At work, we have a large system with extensive logging requirements, and various reusable components (for example external services that we work with in two distinct modes). We’ve found, among other things, that we are passing in extra parameters to object solely for logging them. In other cases, we have noisy debug logs, but only need them for a new feature we’re debugging, or an external service API that is failing in new and impressive ways. I’d like to discuss the concept of vertical logging, how we can monkey patch it into existing systems, and how logging systems could be better designed to support this.
Horizontal logging
The traditionally preferred approach of logging is to set the logger name as the name of the class or module. This allows you to turn up the logging level for a specific component when you’re debugging it, or reducing it when you feel that the component is stable enough. The problem is that it encourages passing loggers in and out of components, which makes it difficult to turn on logs for an unstable component. It also creates an incentive to not consolidate code due to concerns about log noise. Ultimately, though, this is the form of logging generally supported by most logging libraries today.
Vertical logging
Some approaches to logging will use what I call vertical logging. In this approach, loggers are passed down on function call, or more often, on object creation. This is basically using the tools built for horizontal logging and applying them to change the behavior of the logger based on the current call stack. The problem with existing tools is that it often means interfering with the normal operation of horizontal logging (by passing loggers down, rather than using one related to the code itself).
How to fix this
In order to build a vertical logging system that doesn’t interfere with horizontal logging, we need the ability to override the logging level for a specific channel, and to add extra context for specific (or all) channels.

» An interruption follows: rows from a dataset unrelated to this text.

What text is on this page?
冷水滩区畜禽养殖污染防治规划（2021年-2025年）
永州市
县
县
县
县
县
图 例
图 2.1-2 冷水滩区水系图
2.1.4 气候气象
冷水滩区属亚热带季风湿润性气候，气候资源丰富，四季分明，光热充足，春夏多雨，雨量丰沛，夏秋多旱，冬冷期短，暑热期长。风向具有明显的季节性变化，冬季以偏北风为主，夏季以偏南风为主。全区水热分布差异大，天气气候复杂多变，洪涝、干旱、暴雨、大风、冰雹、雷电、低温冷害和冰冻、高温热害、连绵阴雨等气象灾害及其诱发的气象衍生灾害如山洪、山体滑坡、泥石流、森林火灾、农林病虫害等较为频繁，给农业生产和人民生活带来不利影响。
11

More than that, we need for the override to only affect the current thread of execution.
On a practical level, this means storing a stack of overrides for each thread with such an override. For extra context, it means storing a stack of contexts, and collapsing them into a unified set of context when rendering the log messages (although this can be cached for efficiency).
What I built
I built a solution for this in python, that handles all the nasty edge cases of threads stepping on each others feet. In order to do this, I also built a simple ThreadPool that allows me to test specific multithreading scenarios by advancing threads in lockstep (accomplished using function decorators).
It should be trivial to discover the extension points for your own logging library and build the equivalent.
How to support this natively
I doubt that this functionality will become standard behavior of every logging system in the world, but we can discuss ways to make it easier to support logging extensions like this. In general, you should include 2 extension points:
- For overriding whether or not to accept a log record (typically done early on to skip string processing costs)
- For overriding rendering of a log record
It’s useful to include the threadid in the log record, and the originating log channel.